Normal saat uygulamasına geçmekle birlikte Türkiye, her yönüyle normale dönmedi. Yeni normalleşme adımları çerçevesinde illerimiz; düşük (mavi), orta (sarı), yüksek (turuncu) ve çok yüksek (kırmızı) şeklinde kategori ve renklere ayrıldı. Düşük ve orta riskli illerde kısıtlamalar esnetilmesiyle birlikte bu bölgelerin esnafı rahat bir nefes aldı, öğrencileri okullarına kavuştu. Yüksek ve çok yüksek illerde ise esnafa bir rahatlama gelmedi. Önceki kısıtlılık ve kapalılık hali yani olağanüstü uygulamalar aynı şekilde devam ediyor. Normalleşmeden bu illere düşen sadece cumartesi yasağının kalkması, 18 yaş altına ve 65 yaş üstüne günlük dışarı çıkış izninin birer saat artırılması. Olağanüstü hal devam etmesine rağmen bu illerin payına da diğer illerde olduğu gibi normal mesai uygulaması getirildi.

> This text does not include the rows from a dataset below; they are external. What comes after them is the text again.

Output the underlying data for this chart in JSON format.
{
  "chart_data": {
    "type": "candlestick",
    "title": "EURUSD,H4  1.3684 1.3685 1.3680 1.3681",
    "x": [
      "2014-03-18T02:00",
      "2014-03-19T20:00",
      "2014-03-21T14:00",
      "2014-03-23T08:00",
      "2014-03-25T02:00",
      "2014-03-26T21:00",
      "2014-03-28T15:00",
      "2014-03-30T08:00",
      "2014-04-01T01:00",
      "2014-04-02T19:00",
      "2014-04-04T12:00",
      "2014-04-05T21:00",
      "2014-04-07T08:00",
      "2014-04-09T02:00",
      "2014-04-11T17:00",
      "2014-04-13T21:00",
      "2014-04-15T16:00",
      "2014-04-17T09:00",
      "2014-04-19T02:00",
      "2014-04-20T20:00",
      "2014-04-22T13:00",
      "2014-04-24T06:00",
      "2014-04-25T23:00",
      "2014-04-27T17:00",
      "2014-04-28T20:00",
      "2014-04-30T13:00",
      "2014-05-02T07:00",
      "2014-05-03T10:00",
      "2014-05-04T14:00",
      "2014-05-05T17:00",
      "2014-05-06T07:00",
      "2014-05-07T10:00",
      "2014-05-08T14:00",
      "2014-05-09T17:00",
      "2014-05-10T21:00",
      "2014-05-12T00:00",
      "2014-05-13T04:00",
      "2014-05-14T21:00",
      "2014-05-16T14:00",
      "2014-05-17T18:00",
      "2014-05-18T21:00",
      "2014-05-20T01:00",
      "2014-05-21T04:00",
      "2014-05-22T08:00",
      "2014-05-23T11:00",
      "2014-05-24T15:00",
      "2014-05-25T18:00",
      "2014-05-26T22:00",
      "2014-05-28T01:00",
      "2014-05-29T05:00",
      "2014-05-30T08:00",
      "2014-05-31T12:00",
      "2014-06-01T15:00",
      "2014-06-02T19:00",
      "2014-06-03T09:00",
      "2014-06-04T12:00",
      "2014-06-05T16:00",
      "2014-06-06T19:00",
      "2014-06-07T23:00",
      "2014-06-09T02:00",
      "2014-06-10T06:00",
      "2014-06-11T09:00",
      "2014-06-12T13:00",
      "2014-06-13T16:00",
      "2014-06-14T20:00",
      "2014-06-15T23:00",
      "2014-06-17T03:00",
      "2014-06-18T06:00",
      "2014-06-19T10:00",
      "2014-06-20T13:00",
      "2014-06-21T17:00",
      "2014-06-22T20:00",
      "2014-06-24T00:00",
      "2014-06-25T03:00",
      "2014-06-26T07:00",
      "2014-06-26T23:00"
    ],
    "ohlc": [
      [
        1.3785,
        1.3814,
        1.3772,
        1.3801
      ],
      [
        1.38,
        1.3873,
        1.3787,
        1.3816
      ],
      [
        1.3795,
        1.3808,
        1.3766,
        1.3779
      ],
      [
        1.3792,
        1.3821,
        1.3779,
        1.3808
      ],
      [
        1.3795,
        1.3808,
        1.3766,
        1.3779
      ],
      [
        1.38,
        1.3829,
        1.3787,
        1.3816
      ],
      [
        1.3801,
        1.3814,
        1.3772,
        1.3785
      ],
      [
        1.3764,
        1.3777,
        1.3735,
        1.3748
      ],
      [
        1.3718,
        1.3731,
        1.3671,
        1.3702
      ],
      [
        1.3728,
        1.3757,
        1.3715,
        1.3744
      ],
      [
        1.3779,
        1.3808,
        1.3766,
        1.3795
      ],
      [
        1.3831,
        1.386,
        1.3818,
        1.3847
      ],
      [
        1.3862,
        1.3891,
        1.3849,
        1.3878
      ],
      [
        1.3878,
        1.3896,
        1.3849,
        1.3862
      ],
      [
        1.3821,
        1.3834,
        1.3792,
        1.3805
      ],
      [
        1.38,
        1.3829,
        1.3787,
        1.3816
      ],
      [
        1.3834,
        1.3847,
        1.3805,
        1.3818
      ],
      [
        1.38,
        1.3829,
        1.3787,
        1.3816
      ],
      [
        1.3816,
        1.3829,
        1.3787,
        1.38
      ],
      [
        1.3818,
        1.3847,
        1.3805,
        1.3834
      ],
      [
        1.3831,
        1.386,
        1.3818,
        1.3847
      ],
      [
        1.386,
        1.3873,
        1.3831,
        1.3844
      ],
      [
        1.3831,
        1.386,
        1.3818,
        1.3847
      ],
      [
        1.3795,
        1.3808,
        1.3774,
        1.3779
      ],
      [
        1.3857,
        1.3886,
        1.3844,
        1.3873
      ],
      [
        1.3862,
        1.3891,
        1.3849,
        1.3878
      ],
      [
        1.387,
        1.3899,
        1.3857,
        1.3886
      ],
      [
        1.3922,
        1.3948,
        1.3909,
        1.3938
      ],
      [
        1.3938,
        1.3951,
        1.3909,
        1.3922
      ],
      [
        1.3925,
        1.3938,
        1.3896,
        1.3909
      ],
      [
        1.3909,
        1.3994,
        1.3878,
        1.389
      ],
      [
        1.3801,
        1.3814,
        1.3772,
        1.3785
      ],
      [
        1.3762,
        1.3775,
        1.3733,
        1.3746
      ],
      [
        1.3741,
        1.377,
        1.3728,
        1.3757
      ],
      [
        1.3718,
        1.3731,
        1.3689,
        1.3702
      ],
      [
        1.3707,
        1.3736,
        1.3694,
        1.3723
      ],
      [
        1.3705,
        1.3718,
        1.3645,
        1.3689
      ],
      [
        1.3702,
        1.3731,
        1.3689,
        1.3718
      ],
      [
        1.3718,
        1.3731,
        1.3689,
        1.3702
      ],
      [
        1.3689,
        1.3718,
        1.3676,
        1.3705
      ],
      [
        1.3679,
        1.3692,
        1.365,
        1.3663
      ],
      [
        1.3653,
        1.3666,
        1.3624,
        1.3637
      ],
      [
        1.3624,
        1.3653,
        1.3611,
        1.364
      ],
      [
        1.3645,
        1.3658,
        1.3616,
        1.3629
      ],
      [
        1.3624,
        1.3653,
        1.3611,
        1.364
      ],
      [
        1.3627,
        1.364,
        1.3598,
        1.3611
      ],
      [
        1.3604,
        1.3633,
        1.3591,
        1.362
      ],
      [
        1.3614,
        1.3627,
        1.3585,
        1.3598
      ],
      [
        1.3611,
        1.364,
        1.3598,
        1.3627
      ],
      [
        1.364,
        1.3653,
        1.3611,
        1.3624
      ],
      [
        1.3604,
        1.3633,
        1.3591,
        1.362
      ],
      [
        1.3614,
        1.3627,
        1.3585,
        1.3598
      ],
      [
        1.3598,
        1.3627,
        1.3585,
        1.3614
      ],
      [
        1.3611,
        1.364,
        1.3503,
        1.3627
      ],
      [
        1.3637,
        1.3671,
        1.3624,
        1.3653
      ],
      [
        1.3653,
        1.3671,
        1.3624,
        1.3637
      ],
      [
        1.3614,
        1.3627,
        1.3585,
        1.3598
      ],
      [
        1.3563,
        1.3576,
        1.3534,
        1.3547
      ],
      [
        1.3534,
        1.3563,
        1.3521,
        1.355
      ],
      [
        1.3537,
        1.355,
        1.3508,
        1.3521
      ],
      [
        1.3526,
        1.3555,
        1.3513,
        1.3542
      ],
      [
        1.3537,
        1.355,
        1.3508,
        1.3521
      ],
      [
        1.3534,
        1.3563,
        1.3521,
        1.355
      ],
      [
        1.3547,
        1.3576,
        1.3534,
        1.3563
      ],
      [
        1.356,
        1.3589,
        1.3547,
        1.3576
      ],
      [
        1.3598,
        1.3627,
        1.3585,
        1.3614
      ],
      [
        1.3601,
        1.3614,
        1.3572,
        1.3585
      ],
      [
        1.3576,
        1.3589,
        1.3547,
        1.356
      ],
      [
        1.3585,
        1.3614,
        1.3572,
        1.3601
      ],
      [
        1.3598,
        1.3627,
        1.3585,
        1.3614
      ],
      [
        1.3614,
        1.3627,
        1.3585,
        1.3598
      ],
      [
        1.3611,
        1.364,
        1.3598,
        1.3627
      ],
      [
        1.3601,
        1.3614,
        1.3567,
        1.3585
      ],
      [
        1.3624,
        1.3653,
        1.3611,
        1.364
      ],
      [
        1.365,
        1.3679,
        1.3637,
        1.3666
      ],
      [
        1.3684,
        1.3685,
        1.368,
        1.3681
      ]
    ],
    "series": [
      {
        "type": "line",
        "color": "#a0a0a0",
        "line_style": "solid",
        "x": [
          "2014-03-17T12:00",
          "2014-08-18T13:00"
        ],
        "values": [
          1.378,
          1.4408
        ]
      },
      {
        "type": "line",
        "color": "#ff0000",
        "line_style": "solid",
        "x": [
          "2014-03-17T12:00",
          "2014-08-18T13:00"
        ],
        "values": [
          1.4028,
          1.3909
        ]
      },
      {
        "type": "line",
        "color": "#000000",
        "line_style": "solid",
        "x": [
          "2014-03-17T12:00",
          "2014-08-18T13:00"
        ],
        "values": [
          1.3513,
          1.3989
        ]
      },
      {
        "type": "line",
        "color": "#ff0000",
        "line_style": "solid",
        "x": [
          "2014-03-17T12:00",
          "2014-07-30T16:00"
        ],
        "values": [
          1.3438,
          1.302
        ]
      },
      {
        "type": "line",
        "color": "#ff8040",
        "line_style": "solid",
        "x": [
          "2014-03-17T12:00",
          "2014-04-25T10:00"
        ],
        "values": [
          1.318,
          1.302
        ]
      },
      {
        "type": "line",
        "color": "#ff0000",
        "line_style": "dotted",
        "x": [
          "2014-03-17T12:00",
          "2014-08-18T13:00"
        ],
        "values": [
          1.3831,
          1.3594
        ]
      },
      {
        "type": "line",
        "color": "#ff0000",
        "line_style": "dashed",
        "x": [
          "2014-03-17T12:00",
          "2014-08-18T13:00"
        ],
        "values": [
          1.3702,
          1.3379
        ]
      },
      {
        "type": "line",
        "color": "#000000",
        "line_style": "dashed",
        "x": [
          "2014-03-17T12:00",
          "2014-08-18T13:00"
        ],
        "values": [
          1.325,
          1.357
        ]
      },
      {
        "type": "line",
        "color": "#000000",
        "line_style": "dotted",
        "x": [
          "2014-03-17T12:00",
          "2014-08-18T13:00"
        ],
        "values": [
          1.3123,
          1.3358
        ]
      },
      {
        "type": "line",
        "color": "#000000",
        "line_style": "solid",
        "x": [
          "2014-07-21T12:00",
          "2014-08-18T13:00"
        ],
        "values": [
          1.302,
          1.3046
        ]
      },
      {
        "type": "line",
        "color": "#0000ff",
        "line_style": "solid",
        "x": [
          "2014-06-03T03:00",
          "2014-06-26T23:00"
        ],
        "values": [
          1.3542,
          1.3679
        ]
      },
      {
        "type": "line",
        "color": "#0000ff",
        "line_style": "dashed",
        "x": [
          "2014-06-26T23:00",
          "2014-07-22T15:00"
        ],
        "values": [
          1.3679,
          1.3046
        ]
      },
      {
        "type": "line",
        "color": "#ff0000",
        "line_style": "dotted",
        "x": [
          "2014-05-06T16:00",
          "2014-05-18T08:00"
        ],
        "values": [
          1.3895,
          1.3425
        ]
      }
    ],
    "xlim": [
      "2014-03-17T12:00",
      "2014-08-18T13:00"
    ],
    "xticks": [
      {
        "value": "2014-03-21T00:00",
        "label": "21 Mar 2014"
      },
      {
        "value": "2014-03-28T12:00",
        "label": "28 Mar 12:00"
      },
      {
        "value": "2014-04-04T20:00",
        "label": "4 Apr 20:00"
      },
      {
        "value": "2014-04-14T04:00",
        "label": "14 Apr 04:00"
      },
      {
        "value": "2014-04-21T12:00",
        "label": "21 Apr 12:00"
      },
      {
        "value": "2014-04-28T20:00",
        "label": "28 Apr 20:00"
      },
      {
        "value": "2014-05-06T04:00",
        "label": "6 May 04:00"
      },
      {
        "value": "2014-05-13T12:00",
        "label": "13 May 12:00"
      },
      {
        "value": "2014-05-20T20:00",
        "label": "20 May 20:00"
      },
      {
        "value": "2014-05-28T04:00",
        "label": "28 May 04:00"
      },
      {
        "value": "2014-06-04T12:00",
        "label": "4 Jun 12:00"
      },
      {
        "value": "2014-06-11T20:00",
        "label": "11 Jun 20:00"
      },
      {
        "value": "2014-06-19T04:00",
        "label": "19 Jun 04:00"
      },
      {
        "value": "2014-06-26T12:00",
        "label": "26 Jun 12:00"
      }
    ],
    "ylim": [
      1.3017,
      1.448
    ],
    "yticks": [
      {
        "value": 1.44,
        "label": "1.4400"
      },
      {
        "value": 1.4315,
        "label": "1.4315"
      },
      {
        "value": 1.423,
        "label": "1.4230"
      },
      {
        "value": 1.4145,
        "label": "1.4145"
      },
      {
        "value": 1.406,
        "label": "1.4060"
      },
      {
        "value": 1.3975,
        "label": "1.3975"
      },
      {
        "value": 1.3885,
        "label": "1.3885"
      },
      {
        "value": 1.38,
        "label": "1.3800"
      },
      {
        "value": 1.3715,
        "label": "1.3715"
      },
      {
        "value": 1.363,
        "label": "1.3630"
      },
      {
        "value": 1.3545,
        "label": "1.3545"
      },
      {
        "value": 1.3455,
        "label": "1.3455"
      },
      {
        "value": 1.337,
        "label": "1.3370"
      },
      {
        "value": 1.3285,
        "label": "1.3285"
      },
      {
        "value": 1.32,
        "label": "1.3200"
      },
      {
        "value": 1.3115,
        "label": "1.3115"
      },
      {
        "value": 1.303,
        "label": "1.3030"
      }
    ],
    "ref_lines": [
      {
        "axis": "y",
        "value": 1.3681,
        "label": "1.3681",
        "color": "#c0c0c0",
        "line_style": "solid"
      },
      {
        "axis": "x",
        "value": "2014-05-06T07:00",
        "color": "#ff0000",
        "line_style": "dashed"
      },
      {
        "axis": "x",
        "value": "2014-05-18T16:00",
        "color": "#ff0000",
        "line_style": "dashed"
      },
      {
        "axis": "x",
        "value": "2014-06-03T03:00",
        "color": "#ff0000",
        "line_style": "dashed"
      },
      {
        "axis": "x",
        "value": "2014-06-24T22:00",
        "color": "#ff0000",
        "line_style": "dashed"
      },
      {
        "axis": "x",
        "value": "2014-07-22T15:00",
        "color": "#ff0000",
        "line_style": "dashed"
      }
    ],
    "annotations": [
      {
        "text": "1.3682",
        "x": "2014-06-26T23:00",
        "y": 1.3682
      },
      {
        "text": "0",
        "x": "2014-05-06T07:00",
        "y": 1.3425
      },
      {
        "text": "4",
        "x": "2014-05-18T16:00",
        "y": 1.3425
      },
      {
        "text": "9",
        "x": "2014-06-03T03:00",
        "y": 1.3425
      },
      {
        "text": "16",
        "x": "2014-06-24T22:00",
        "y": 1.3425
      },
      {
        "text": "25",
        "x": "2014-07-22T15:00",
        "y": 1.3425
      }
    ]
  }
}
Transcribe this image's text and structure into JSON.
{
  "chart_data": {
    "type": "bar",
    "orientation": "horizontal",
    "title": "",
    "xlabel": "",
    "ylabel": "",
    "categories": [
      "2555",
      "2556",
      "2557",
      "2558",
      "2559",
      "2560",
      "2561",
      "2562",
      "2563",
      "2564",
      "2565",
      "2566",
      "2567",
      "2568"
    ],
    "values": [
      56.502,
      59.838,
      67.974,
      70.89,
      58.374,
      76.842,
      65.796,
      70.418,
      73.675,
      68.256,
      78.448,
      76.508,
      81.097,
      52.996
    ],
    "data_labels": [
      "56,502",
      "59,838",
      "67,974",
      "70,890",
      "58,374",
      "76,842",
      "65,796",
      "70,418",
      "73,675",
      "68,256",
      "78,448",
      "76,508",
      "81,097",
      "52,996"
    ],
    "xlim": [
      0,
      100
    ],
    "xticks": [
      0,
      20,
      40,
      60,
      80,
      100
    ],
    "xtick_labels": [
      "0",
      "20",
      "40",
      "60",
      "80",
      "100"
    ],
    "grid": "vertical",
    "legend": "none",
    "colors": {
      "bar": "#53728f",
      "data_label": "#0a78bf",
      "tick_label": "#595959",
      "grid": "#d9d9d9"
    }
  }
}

Yukarıda anlatmaya çalıştıklarımı hepimiz dinledik, okuduk ve hepsini biliyoruz. Burada normal mesai üzerinde duracağım. Normalleşme adımları çerçevesinde mesainin, normale dönmesi normal. Düşük ve orta riskli illerin normal mesaiye geçmeleri de normal. Normal olmayan ise yüksek ve çok yüksek riskli illerin de normal mesaiye geçmeleri. Neden derseniz, izninizle izah etmeye çalışayım. Buradaki çelişkiye işaret etmeden önce orta, yüksek ve çok yüksek riskli üç ilin, birbirinden farklı uygulamaya koyduğu mesai saatlerine yer vereceğim: Ankara, 08.30-17.30, 09.00-18.00, 10.00-19.00,

İstanbul, 09.00-12.30, 13.00-17.00,

Konya, 08.30-12.30, 13.30-17.30 mesaisini uygulamaya koydu.

Ankara, orta seviyede riskli il olmasına rağmen bu ilde yürürlüğe konan dört farklı mesai uygulaması, kendi içinde tutarlı. Çünkü bu alternatifli mesai ile Valilik, kamu çalışanlarının işe giderken ve işten dönerken toplu ulaşımda yığılmanın önüne geçmeyi, özel aracıyla işe gidip gelenlerin trafik sıkışıklığını önlemeyi hesaba katmış olmalı.

Yüksek riskli iller arasında olduğu için İstanbul Valiliğinin 08.30 başlangıcını 09.00’a çekmesi, öğle arasını bir saatten yarım saate indirmesi makul ve mantıklı.

Bu üç farklı mesai uygulamasına göre Ankara ve Konya, çalışanlarına 8 saat mesaiyi uygun görürken İstanbul, 7. 30 saat mesai yaptırmayı yeterli gördü.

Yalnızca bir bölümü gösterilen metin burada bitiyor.